Dans la communauté des statisticiens, deux écoles se distinguent, les fréquencistes et les bayésiens (voir wikipedia pour plus d’info).

Beaucoup de techniques d’apprentissage peuvent se reformuler en tant qu’approximations, restrictions de la solution bayésienne.

La suite vient de http://hunch.net/ :

Bayesian learning is a simple process of:

Specify a prior over world models.
Integrate using Bayes law with respect to all observed information to compute a posterior over world models.
Predict according to the posterior

Bayesian learning has many advantages over other learning programs:

Interpolation Bayesian learning methods interpolate all the way to pure engineering. When faced with any learning problem, there is a choice of how much time and effort a human vs. a computer puts in.
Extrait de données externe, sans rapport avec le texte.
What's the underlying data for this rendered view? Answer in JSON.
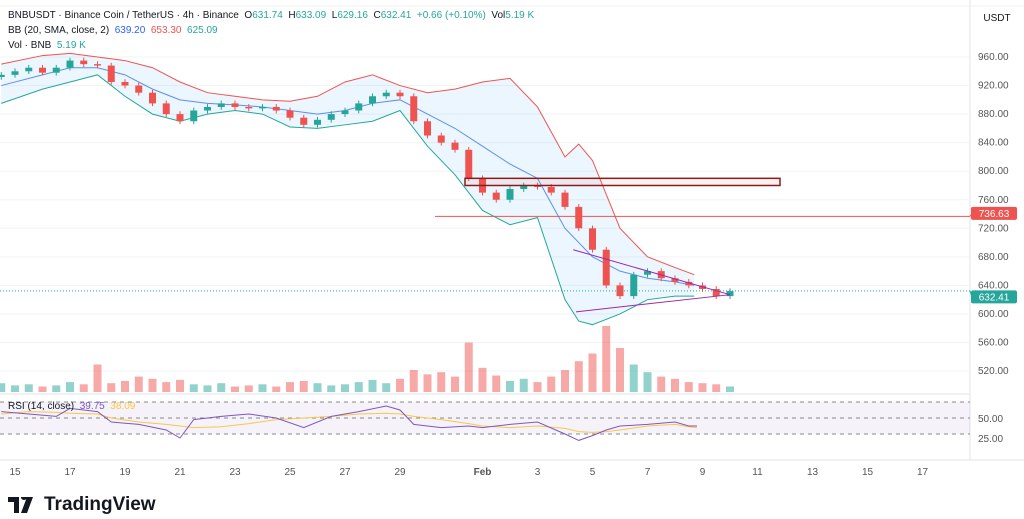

When creating an engineered system, you build a model of the world and then find a good controller in that model. Bayesian methods interpolate to this extreme because the Bayesian prior can be a delta function on one model of the world. What this means is that a recipe of think harder (about specifying a prior over world models) and compute harder (to calculate a posterior) will eventually succeed. Many other machine learning approaches don’t have this guarantee.
Language Bayesian and near-Bayesian methods have an associated language for specifying priors and posteriors. This is significantly helpful when working on the think harder part of a solution.
Intuitions Bayesian learning involves specifying a prior and integration, two activities which seem to be universally useful.

With all of these advantages, Bayesian learning is a strong program. However, there are also some very significant disadvantages.

Information theoretically infeasible It turns out that specifying a prior is extremely difficult.
Computationally infeasible Let’s suppose I could accurately specify a prior over every air molecule in a room. Even then, computing a posterior may be extremely difficult. This difficulty implies that computational approximation is required.
Unautomatic The *think harder part of the Bayesian research program is (in some sense) a Bayesian employment act. It guarantees that as long as new learning problems exist, there will be a need for Bayesian engineers to solve them. (Zoubin likes to counter that a superprior over all priors can be employed for automation, but this seems to add to the other disadvantages.)

Integration In Bayesian learning, the posterior is computed by an integral, and the optimal thing to do is to predict according to this integral. This phenomena seems to be far more general. Bagging, Boosting, Svm, and Neural Networks all take advantage of this idea to some extent. The phenomena is more general: you can average over many different classification predictors to improve performance. Sources: Zoubin, Caruana

Références

Un chapitre par Zoubin Ghahramani sur l’apprentissage non supervisé

Information Theory, Inference, and Learning Algorithms, livre en ligne de David Mackay.